Entretanto, a devedora informou em 16-06-2023 que solicitou pedido de apoio judiciário, após o que veio a Segurança Social comunicar que, por decisão de 27-09-2023, foi concedido à insolvente o benefício do apoio judiciário na modalidade de dispensa de taxa de justiça e demais encargos com o presente processo.
A 1.ª instância, por despacho de 11-10-2023, impugnado na presente apelação, decidiu que, em face do apoio judiciário que lhe foi concedido, a insolvente está dispensada do pagamento de custas e outros encargos do processo.
Discordando deste entendimento, o apelante defende que o apoio judiciário não tem efeito retroativo, não dispensando a insolvente do pagamento das custas já contadas nos presentes autos.
Cumpre apreciar.
Vem posto em causa na apelação o despacho que considerou que o apoio judiciário requerido pela insolvente após notificação da conta elaborada na sequência da decisão de concessão da exoneração do passivo restante, e concedido pela Segurança Social, a dispensa do pagamento das custas e demais encargos dos presentes autos.
O regime de acesso ao direito e aos tribunais encontra-se regulado pela Lei n.º 34/2004, de 29 de julho, que alterou o regime anterior, revogando a Lei n.º 30-E/2000, de 20 de dezembro, e transpôs para a ordem jurídica nacional a Diretiva n.º 2003/8/CE, do Conselho, de 27 de janeiro, relativa à melhoria do acesso à justiça nos litígios transfronteiriços através do estabelecimento de regras mínimas comuns relativas ao apoio judiciário no âmbito desses litígios.
Especificando as finalidades do sistema de acesso ao direito e aos tribunais, dispõe o n.º 1 do artigo 1.º da citada lei que se destina a assegurar que a ninguém seja dificultado ou impedido, em razão da sua condição social ou cultural, ou por insuficiência de meios económicos, o conhecimento, o exercício ou a defesa dos seus direitos; esclarece o n.º 2 do preceito que, para concretizar os objetivos referidos no número anterior, desenvolver-se-ão ações e mecanismos sistematizados de informação jurídica e de proteção jurídica.

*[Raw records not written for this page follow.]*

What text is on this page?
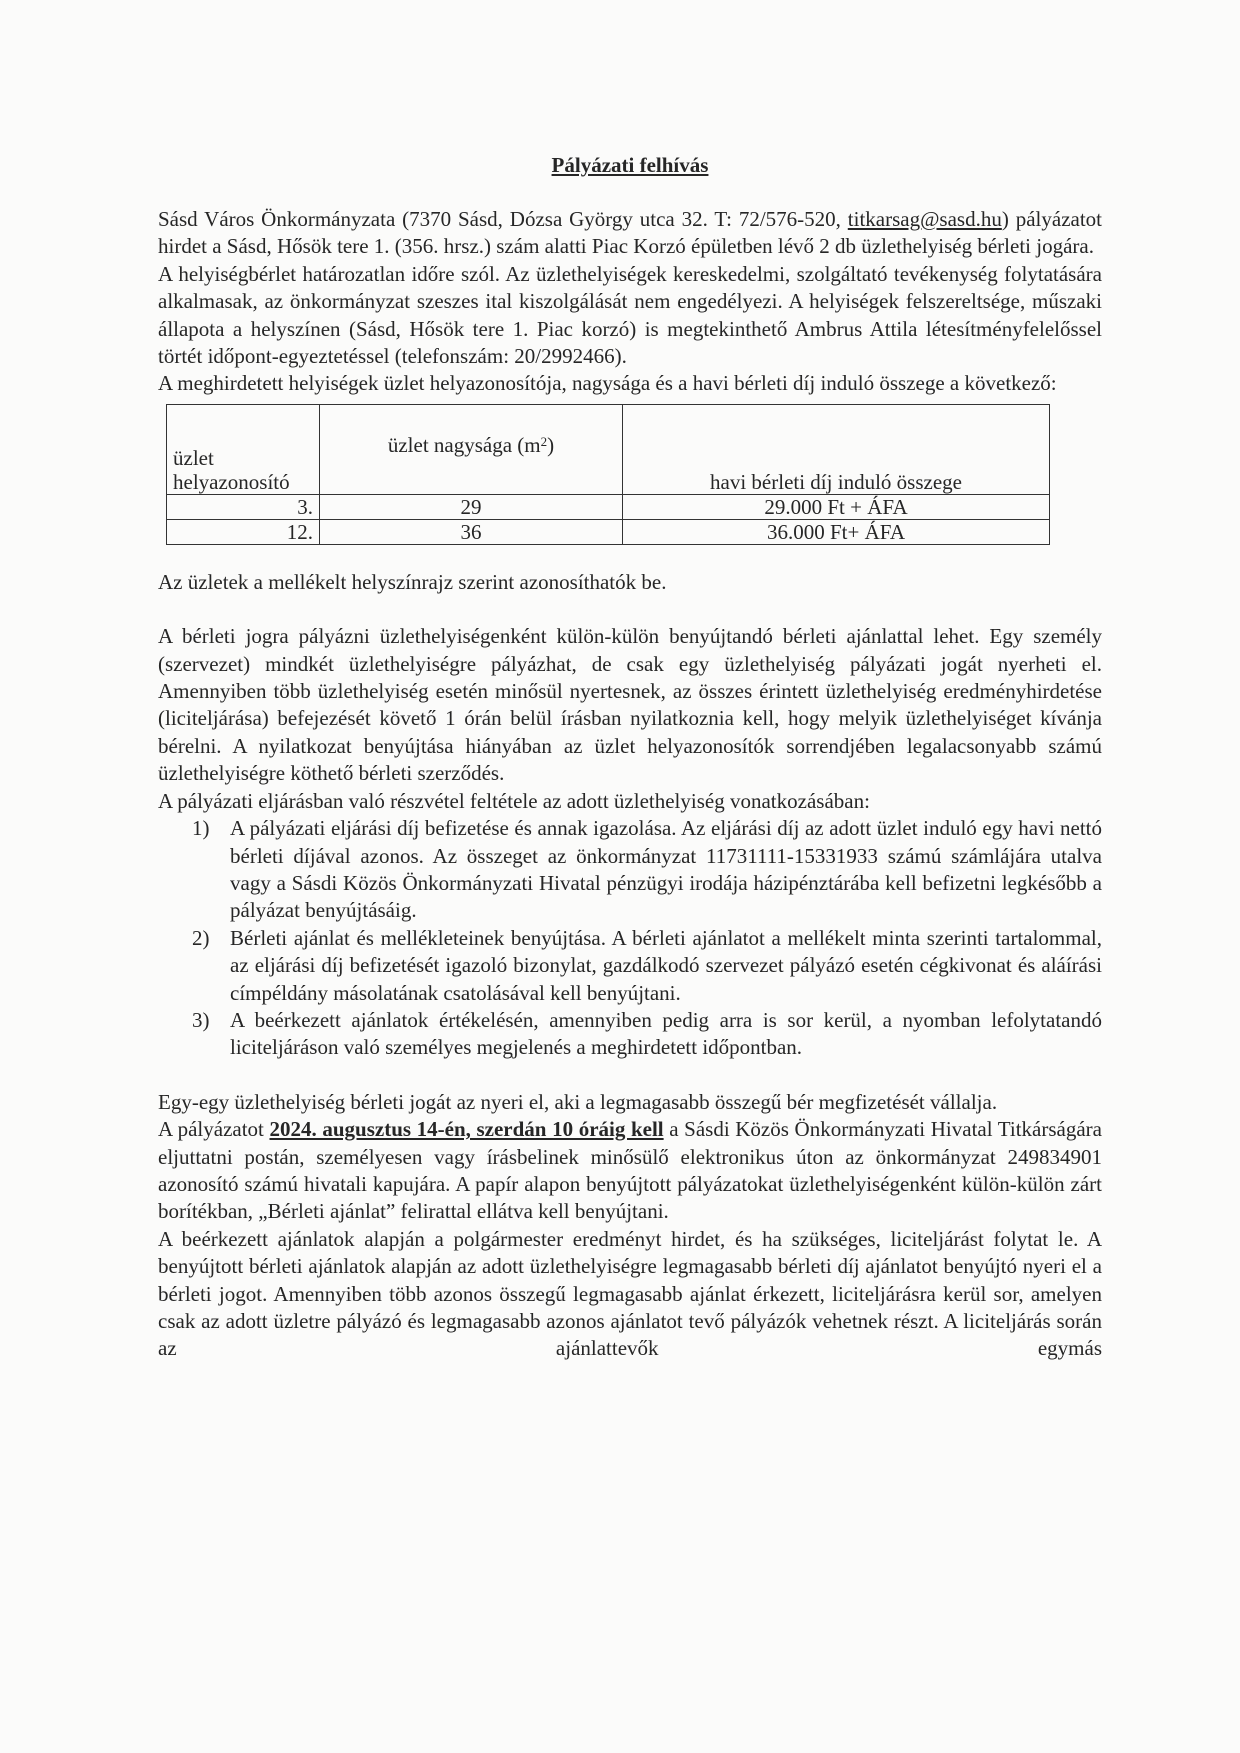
Pályázati felhívás

Sásd Város Önkormányzata (7370 Sásd, Dózsa György utca 32. T: 72/576-520, titkarsag@sasd.hu) pályázatot hirdet a Sásd, Hősök tere 1. (356. hrsz.) szám alatti Piac Korzó épületben lévő 2 db üzlethelyiség bérleti jogára.

A helyiségbérlet határozatlan időre szól. Az üzlethelyiségek kereskedelmi, szolgáltató tevékenység folytatására alkalmasak, az önkormányzat szeszes ital kiszolgálását nem engedélyezi. A helyiségek felszereltsége, műszaki állapota a helyszínen (Sásd, Hősök tere 1. Piac korzó) is megtekinthető Ambrus Attila létesítményfelelőssel törtét időpont-egyeztetéssel (telefonszám: 20/2992466).

A meghirdetett helyiségek üzlet helyazonosítója, nagysága és a havi bérleti díj induló összege a következő:

üzlet
helyazonosító	üzlet nagysága $(m^2)$	havi bérleti díj induló összege
3.	29	29.000 Ft + ÁFA
12.	36	36.000 Ft+ ÁFA

Az üzletek a mellékelt helyszínrajz szerint azonosíthatók be.

A bérleti jogra pályázni üzlethelyiségenként külön-külön benyújtandó bérleti ajánlattal lehet. Egy személy (szervezet) mindkét üzlethelyiségre pályázhat, de csak egy üzlethelyiség pályázati jogát nyerheti el. Amennyiben több üzlethelyiség esetén minősül nyertesnek, az összes érintett üzlethelyiség eredményhirdetése (liciteljárása) befejezését követő 1 órán belül írásban nyilatkoznia kell, hogy melyik üzlethelyiséget kívánja bérelni. A nyilatkozat benyújtása hiányában az üzlet helyazonosítók sorrendjében legalacsonyabb számú üzlethelyiségre köthető bérleti szerződés.

A pályázati eljárásban való részvétel feltétele az adott üzlethelyiség vonatkozásában:

1) A pályázati eljárási díj befizetése és annak igazolása. Az eljárási díj az adott üzlet induló egy havi nettó bérleti díjával azonos. Az összeget az önkormányzat 11731111-15331933 számú számlájára utalva vagy a Sásdi Közös Önkormányzati Hivatal pénzügyi irodája házipénztárába kell befizetni legkésőbb a pályázat benyújtásáig.
2) Bérleti ajánlat és mellékleteinek benyújtása. A bérleti ajánlatot a mellékelt minta szerinti tartalommal, az eljárási díj befizetését igazoló bizonylat, gazdálkodó szervezet pályázó esetén cégkivonat és aláírási címpéldány másolatának csatolásával kell benyújtani.
3) A beérkezett ajánlatok értékelésén, amennyiben pedig arra is sor kerül, a nyomban lefolytatandó liciteljáráson való személyes megjelenés a meghirdetett időpontban.

Egy-egy üzlethelyiség bérleti jogát az nyeri el, aki a legmagasabb összegű bér megfizetését vállalja.

A pályázatot 2024. augusztus 14-én, szerdán 10 óráig kell a Sásdi Közös Önkormányzati Hivatal Titkárságára eljuttatni postán, személyesen vagy írásbelinek minősülő elektronikus úton az önkormányzat 249834901 azonosító számú hivatali kapujára. A papír alapon benyújtott pályázatokat üzlethelyiségenként külön-külön zárt borítékban, „Bérleti ajánlat” felirattal ellátva kell benyújtani.

A beérkezett ajánlatok alapján a polgármester eredményt hirdet, és ha szükséges, liciteljárást folytat le. A benyújtott bérleti ajánlatok alapján az adott üzlethelyiségre legmagasabb bérleti díj ajánlatot benyújtó nyeri el a bérleti jogot. Amennyiben több azonos összegű legmagasabb ajánlat érkezett, liciteljárásra kerül sor, amelyen csak az adott üzletre pályázó és legmagasabb azonos ajánlatot tevő pályázók vehetnek részt. A liciteljárás során az ajánlattevők egymás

O acesso ao direito, conforme dispõe o n.º 2 do artigo 2.º, compreende a informação jurídica e a proteção jurídica, revestindo esta última, nos termos estatuídos no n.º 1 do artigo 6.º, as modalidades de consulta jurídica e de apoio judiciário.
Regulando o âmbito pessoal, o artigo 7.º dispõe, no n.º 1, que têm direito a proteção jurídica os cidadãos nacionais e da União Europeia, bem como os estrangeiros e os apátridas com título de residência válido num Estado membro da União Europeia, que demonstrem estar em situação de insuficiência económica; esclarece o n.º 1 do artigo 7.º que se encontra em situação de insuficiência económica aquele que não tem condições objetivas para suportar pontualmente os custos de um processo, nos termos definidos nos artigos seguintes.
Sob a epígrafe Pedido de apoio judiciário, dispõe o artigo 18.º, além do mais, o seguinte: 1 - O apoio judiciário é concedido independentemente da posição processual que o requerente ocupe na causa e do facto de ter sido já concedido à parte contrária; 2 - O apoio judiciário deve ser requerido antes da primeira intervenção processual, salvo se a situação de insuficiência económica for superveniente, caso em que deve ser requerido antes da primeira intervenção processual que ocorra após o conhecimento da situação de insuficiência económica; 3 - Se se verificar insuficiência económica superveniente, suspende-se o prazo para pagamento da taxa de justiça e demais encargos com o processo até à decisão definitiva do pedido de apoio judiciário, aplicando-se o disposto nos n.ºs 4 e 5 do artigo 24.º; 4 – (…).
No que respeita à concessão de proteção jurídica ao arguido em processo penal, o n.º 1 do artigo 44.º determina a inaplicabilidade dos n.ºs 2 e 3 do artigo 18.º, estabelecendo que deve o apoio judiciário ser requerido até ao termo do prazo de recurso da decisão em primeira instância.
Regulando a competência para a decisão, dispõe o artigo 20.º, além do mais, o seguinte: 1 - A decisão sobre a concessão de proteção jurídica compete ao dirigente máximo dos serviços de segurança social da área de residência ou sede do requerente; 2 - No caso de o requerente não residir ou não ter a sua sede em território nacional, a decisão referida no número anterior compete ao dirigente máximo dos serviços de segurança social onde tiver sido entregue o requerimento; 3 - A competência referida nos números anteriores é suscetível de delegação e de subdelegação; 4 – (…).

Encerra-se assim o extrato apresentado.